Q: Do Penn and Wharton organize events in Chinese cities beyond Beijing?
A: We frequently hold events and support collaborations elsewhere throughout Greater China, especially in conjunction with local partners and alumni clubs—and will continue to do so.
Q: Does the Penn Wharton China Center offer degree programs?
A: No, there are no plans to offer degree programs in China under the aegis of Penn, the Wharton School, or the Center.
Q: Does the center help students gain admission into Wharton?
A: The center is not involved in admissions activities. At Penn, undergraduate admissions (for bachelor’s degree programs) are handled by Penn’s Office of Undergraduate Admissions, while each of Penn’s 12 graduate schools have their own admissions departments. To learn more about undergraduate and graduate admissions, visit the Penn Admissions page.
Q: How many students from China attend Penn and Wharton each year?
A: The numbers are on an upward trend. Wharton’s first degree holder from China was Mr. Chen Guangfu (K.P. Chen) who graduated in 1906. We now have approximately 79 Chinese students in our MBA program and 82 in our undergraduate program. In 2014, Penn welcomed 1,985 undergraduate, graduate, and non-degree students from China. This is the largest number of Chinese students among Ivy League schools.
Q: How many Penn and Wharton alumni live in China?
A: Wharton has close to 700 alumni who reside in Mainland China, served by alumni clubs in Beijing and Shanghai, and almost 1,800 in all of Greater China, with alumni clubs in Hong Kong and Taipei. All together, Penn’s 12 schools have more than 15,000 alumni in Greater China, with alumni clubs in Beijing, Shanghai, Hong Kong, Taipei, and Singapore. Especially large contingents of alumni are from the School of Medicine, Law School, School of Engineering and Applied Science, School of Arts and Science, School of Design, School of Dental Medicine, and Graduate School of Education.
Q: Is Penn a member of the Ivy League? How does a University become a member of the Ivy League?

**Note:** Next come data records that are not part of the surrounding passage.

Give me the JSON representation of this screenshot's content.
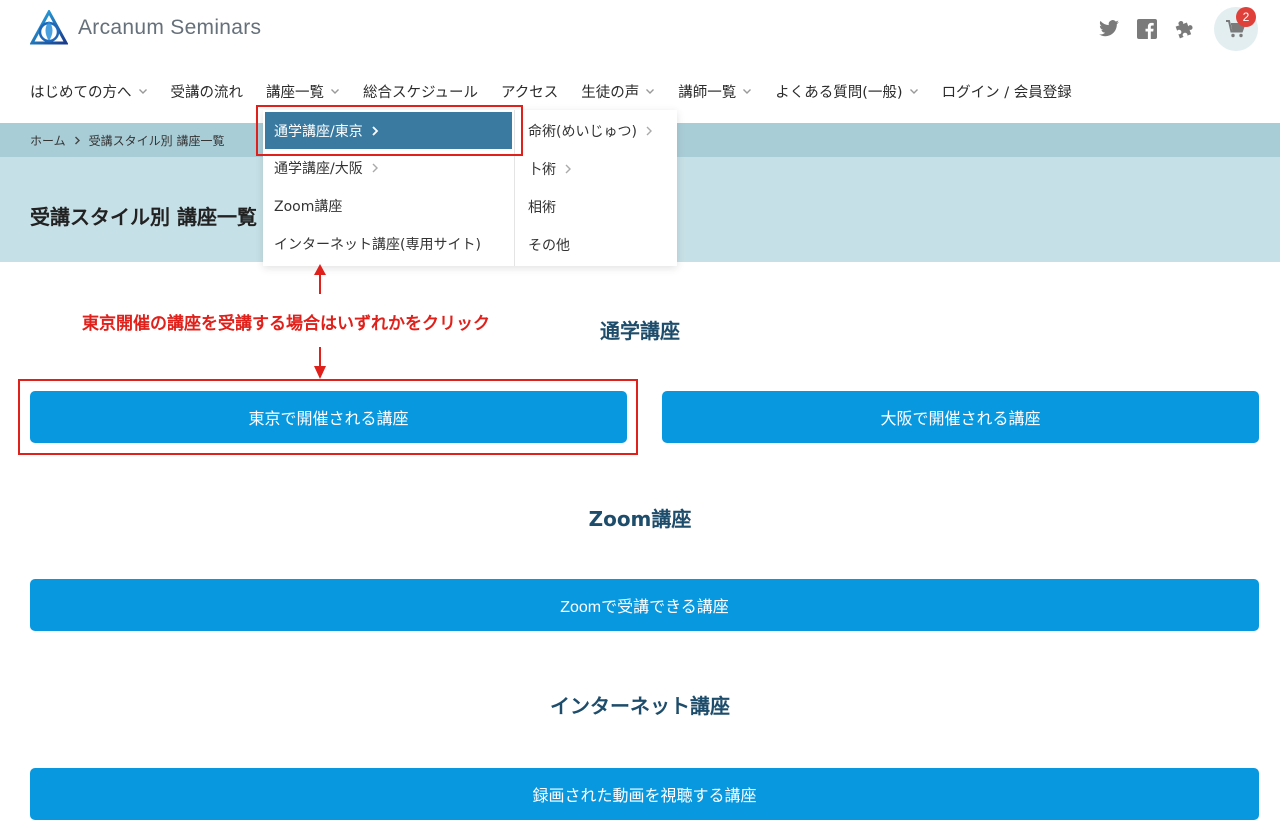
{
  "header": {
    "logo_text": "Arcanum Seminars",
    "icons": [
      "twitter-icon",
      "facebook-icon",
      "puzzle-icon",
      "cart-icon"
    ],
    "cart_count": "2"
  },
  "nav": {
    "items": [
      {
        "label": "はじめての方へ",
        "has_dropdown": true
      },
      {
        "label": "受講の流れ",
        "has_dropdown": false
      },
      {
        "label": "講座一覧",
        "has_dropdown": true
      },
      {
        "label": "総合スケジュール",
        "has_dropdown": false
      },
      {
        "label": "アクセス",
        "has_dropdown": false
      },
      {
        "label": "生徒の声",
        "has_dropdown": true
      },
      {
        "label": "講師一覧",
        "has_dropdown": true
      },
      {
        "label": "よくある質問(一般)",
        "has_dropdown": true
      },
      {
        "label": "ログイン / 会員登録",
        "has_dropdown": false
      }
    ]
  },
  "dropdown": {
    "col1": [
      "通学講座/東京",
      "通学講座/大阪",
      "Zoom講座",
      "インターネット講座(専用サイト)"
    ],
    "col2": [
      "命術(めいじゅつ)",
      "卜術",
      "相術",
      "その他"
    ]
  },
  "breadcrumb": {
    "home": "ホーム",
    "current": "受講スタイル別 講座一覧"
  },
  "page_title": "受講スタイル別 講座一覧",
  "annotation": "東京開催の講座を受講する場合はいずれかをクリック",
  "sections": {
    "tsugaku": {
      "title": "通学講座",
      "tokyo_button": "東京で開催される講座",
      "osaka_button": "大阪で開催される講座"
    },
    "zoom": {
      "title": "Zoom講座",
      "button": "Zoomで受講できる講座"
    },
    "internet": {
      "title": "インターネット講座",
      "button": "録画された動画を視聴する講座"
    }
  },
  "colors": {
    "button": "#0898e0",
    "dropdown_active": "#3a7aa0",
    "annotation_red": "#e0201a",
    "section_title": "#1e4d6b",
    "breadcrumb_band": "#a9cdd7",
    "title_band": "#c6e0e7"
  }
}
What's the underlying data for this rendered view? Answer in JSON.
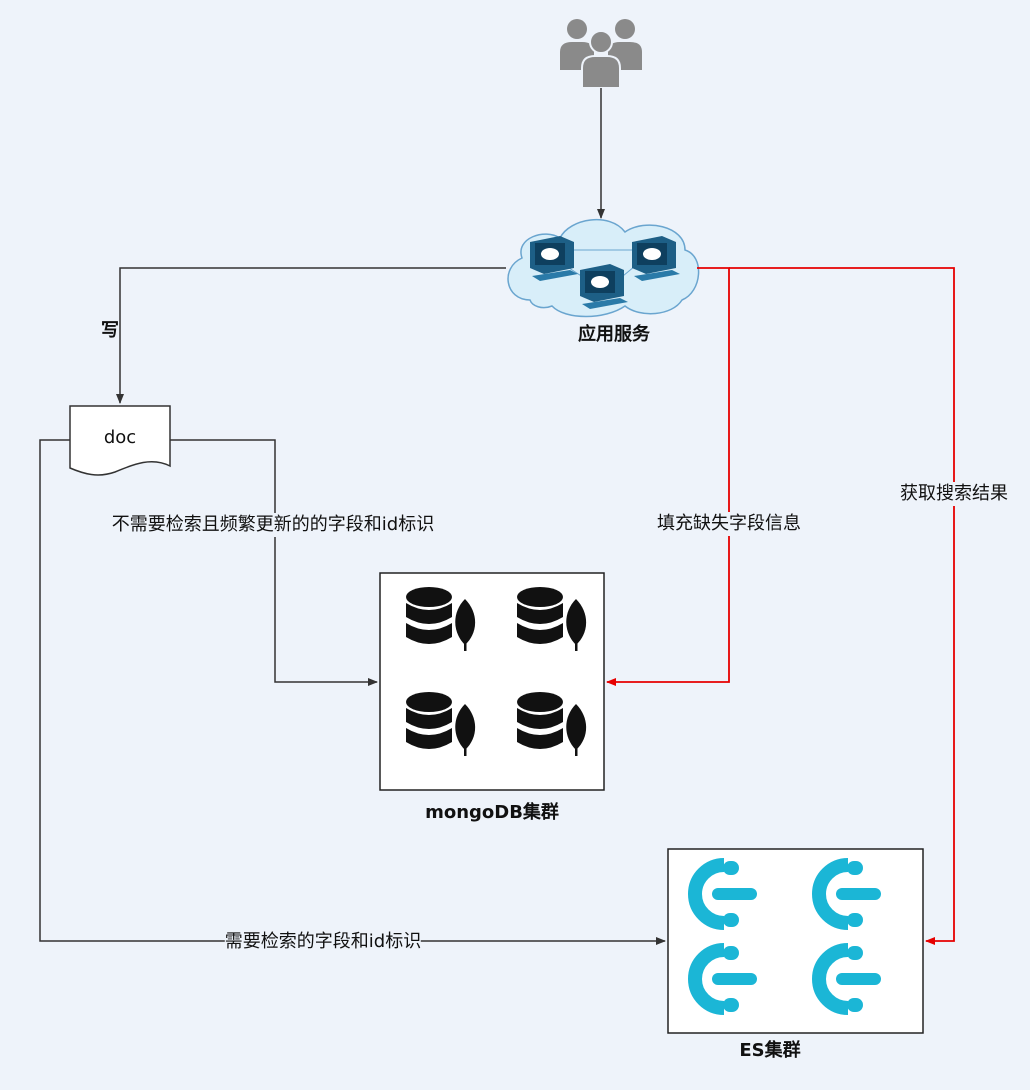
{
  "nodes": {
    "users": {
      "icon": "users-group-icon"
    },
    "app": {
      "icon": "cloud-network-icon",
      "label": "应用服务"
    },
    "doc": {
      "icon": "document-icon",
      "label": "doc"
    },
    "mongo": {
      "icon": "mongodb-database-icon",
      "label": "mongoDB集群",
      "instances": 4
    },
    "es": {
      "icon": "elasticsearch-icon",
      "label": "ES集群",
      "instances": 4
    }
  },
  "edges": {
    "write": {
      "from": "app",
      "to": "doc",
      "label": "写"
    },
    "doc_to_mongo": {
      "from": "doc",
      "to": "mongo",
      "label": "不需要检索且频繁更新的的字段和id标识"
    },
    "doc_to_es": {
      "from": "doc",
      "to": "es",
      "label": "需要检索的字段和id标识"
    },
    "app_to_mongo": {
      "from": "app",
      "to": "mongo",
      "label": "填充缺失字段信息"
    },
    "app_to_es": {
      "from": "app",
      "to": "es",
      "label": "获取搜索结果"
    },
    "users_to_app": {
      "from": "users",
      "to": "app",
      "label": ""
    }
  },
  "colors": {
    "background": "#eef3fa",
    "line": "#333333",
    "highlight": "#e60000",
    "mongo_icon": "#111111",
    "es_icon": "#1bb6d6",
    "user_icon": "#8a8a8a",
    "computer": "#1d5f86",
    "cloud_fill": "#d8eef9",
    "cloud_stroke": "#6aa5cf"
  }
}
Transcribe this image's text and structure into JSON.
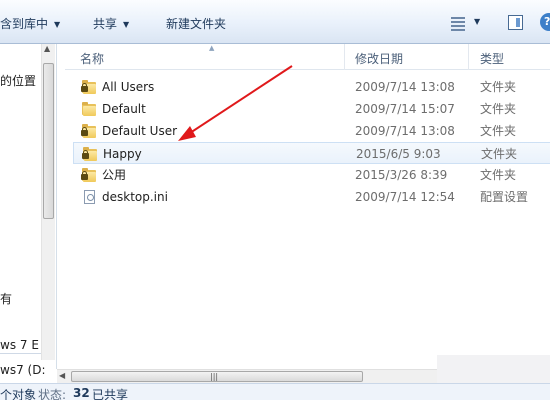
{
  "toolbar": {
    "include_label": "含到库中",
    "share_label": "共享",
    "new_folder_label": "新建文件夹"
  },
  "nav": {
    "location_label": "的位置",
    "has_label": "有",
    "drive1_label": "ws 7 E",
    "drive2_label": "ws7 (D:"
  },
  "columns": {
    "name": "名称",
    "date": "修改日期",
    "type": "类型"
  },
  "files": [
    {
      "name": "All Users",
      "date": "2009/7/14 13:08",
      "type": "文件夹",
      "icon": "folder-lock-icon"
    },
    {
      "name": "Default",
      "date": "2009/7/14 15:07",
      "type": "文件夹",
      "icon": "folder-icon"
    },
    {
      "name": "Default User",
      "date": "2009/7/14 13:08",
      "type": "文件夹",
      "icon": "folder-lock-icon"
    },
    {
      "name": "Happy",
      "date": "2015/6/5 9:03",
      "type": "文件夹",
      "icon": "folder-lock-icon",
      "selected": true
    },
    {
      "name": "公用",
      "date": "2015/3/26 8:39",
      "type": "文件夹",
      "icon": "folder-lock-icon"
    },
    {
      "name": "desktop.ini",
      "date": "2009/7/14 12:54",
      "type": "配置设置",
      "icon": "settings-file-icon"
    }
  ],
  "status": {
    "objects_label": "个对象",
    "state_label": "状态:",
    "count": "32",
    "shared_label": "已共享"
  },
  "colors": {
    "annotation_arrow": "#e0191b",
    "folder": "#f0c95a",
    "toolbar_top": "#fbfdff",
    "toolbar_bottom": "#dae5f3"
  }
}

Does it have to do with annual rankings?
A:Penn is one of the eight American Ivy League schools, and one of the seven Ivy League schools founded even before the United States of America gained national independence. Established as an athletic conference in 1954, the Ivy League has come to be synonymous with academic excellence and highly selective admissions. While all eight Ivy League schools consistently rank among the top 20 universities and colleges in America—and among the top universities worldwide— annual rankings are separate from Ivy League membership. For historical reasons, the eight school members in the Ivy League have never changed, but the term “Ivy Plus” is often used to include other elite schools in the United States, including Stanford and MIT.
Q: Is Penn operated by a state government or is it a private institution?
A: The University of Pennsylvania (“Penn”) is a private institution in Philadelphia, Pennsylvania, founded in 1740—not to be confused with Pennsylvania State University (“Penn State”) which is a public institution located in State College, Pennsylvania.
Q: Is Penn really America’s first university?
A: It really is. Please visit the University History page if you are interested in learning more.